Fonte: Cartório do 1º Ofício Judicial e de Notas - COJN – Montes Claros/MG. Carta de Obtenção de Liberdade. Legenda: T.A. = Tipos de alforrias; F.P. = Falecimento do proprietário; F.C. = Falecimento do conjugue; F.T.P. = Falecimento de Todos os proprietários; F.P.P. = Falecimento do proprietário e de alguns parentes que foram previamente acordados; F.P.S.P. = Falecimento do proprietário, mas que ainda deveria servir algum parente do senhor por um tempo fixado; F.P.21 = Falecimento do proprietário ou até o escravo completar 21 anos; L.P.A. = Livre, mas deve servir o proprietário por mais alguns anos; P.A. = Pagar o restante da alforria; F.P.P.D. = Falecimento do proprietário e pagar alguma dívida do proprietário para obter a alforria; F.P.F = Falecimento do proprietário e ser filho deste; P.P. = Parente do proprietário; E.F.C = O Escravo Forneceu suas Crias; e F.P.P.A. = Falecimento do Proprietário e pagamento da Alforria.

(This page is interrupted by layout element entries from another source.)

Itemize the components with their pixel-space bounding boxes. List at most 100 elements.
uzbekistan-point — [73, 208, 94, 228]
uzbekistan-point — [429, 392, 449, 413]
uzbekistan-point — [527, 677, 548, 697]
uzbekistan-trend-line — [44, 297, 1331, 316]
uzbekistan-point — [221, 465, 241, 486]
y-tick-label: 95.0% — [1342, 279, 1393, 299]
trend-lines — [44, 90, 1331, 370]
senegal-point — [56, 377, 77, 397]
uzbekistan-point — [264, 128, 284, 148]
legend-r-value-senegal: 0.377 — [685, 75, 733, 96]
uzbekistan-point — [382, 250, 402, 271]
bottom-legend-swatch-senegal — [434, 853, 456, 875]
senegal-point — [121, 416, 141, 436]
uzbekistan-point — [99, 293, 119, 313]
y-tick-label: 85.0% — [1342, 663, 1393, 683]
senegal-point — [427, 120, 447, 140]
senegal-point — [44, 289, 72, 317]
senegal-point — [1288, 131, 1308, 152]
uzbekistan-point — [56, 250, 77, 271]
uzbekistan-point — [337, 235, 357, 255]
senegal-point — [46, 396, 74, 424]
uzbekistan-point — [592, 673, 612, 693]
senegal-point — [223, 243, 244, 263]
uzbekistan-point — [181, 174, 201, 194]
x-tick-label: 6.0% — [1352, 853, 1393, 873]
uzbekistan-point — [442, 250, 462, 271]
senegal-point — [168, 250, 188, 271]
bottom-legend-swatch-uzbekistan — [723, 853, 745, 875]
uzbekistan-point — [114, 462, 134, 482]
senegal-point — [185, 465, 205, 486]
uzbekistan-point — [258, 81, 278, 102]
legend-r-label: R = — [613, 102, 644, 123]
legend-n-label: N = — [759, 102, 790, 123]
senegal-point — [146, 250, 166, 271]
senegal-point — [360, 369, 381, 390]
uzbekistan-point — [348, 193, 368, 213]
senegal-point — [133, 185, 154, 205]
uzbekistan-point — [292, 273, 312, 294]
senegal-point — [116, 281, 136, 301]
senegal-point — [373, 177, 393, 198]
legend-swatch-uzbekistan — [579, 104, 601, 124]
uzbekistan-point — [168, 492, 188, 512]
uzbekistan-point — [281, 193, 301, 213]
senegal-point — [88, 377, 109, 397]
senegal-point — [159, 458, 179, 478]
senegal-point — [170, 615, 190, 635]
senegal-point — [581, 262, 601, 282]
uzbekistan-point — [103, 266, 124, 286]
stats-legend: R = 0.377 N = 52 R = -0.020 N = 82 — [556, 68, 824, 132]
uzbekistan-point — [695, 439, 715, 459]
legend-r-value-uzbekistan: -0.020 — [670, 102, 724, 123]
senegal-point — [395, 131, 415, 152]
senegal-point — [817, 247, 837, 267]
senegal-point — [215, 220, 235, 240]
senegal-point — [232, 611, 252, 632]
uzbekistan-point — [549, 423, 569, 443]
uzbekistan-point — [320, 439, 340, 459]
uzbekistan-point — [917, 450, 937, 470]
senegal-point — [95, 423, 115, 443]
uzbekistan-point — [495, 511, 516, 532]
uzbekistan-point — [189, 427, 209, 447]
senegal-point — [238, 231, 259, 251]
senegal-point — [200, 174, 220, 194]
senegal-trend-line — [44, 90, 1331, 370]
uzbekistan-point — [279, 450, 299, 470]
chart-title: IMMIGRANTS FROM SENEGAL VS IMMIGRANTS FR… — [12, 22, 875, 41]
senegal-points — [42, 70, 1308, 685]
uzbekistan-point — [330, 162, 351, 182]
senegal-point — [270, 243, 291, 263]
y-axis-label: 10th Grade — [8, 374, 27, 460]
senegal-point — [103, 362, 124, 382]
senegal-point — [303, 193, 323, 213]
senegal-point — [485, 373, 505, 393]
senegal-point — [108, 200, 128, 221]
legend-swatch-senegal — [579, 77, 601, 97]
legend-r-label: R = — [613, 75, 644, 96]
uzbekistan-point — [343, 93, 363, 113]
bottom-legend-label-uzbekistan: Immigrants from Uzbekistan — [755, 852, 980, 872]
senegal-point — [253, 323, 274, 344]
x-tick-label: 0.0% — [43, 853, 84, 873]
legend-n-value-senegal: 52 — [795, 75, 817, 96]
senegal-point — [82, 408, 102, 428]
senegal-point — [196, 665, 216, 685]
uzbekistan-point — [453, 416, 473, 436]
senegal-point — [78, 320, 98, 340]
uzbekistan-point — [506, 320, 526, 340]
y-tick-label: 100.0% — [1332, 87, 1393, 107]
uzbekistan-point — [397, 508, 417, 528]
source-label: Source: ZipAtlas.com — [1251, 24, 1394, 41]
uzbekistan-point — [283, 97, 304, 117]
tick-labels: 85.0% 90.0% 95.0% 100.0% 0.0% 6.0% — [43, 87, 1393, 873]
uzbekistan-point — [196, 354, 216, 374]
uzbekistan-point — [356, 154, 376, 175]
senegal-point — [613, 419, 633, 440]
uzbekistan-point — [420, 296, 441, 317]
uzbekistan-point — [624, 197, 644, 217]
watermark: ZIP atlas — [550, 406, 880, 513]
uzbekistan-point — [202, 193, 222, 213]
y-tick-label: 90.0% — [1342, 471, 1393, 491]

Ao lermos a Tabela 5, percebemos que entre as condições das alforrias pagas prevaleciam

aquelas que o escravo deveria pagar pelo restante da liberdade, i.e., a coartação. Além dessa condição, a que aparece com segundo maior percentual, 17%, foi a que os cativos deveriam pagar e esperar ainda pelo falecimento dos senhores. Esta estratégia senhorial foi comum entre as condições das alforrias gratuitas, 71% ou 48 cartas, talvez pelo fato de que os senhores, estipulando a morte como o fim do cativeiro, buscassem maximizar o uso da mão-de-obra compulsória em vida. Outra possibilidade seria assegurar a mão-de-obra por um tempo mais longo, já que no momento da averbação da carta, gozavam de plena saúde. A condição de falecimento também pode ser lida de outra forma. O senhor poderia estar com a saúde precária e então resolver solucionar a querela que poderia acometer seu escravo quando do seu falecimento. Talvez por falta de parentes que pudessem ser os novos proprietários do

51 Cartório do 1º Ofício Judicial e de Notas - COJN – Montes Claros/MG. Carta de Obtenção de Liberdade, 12/10/1887.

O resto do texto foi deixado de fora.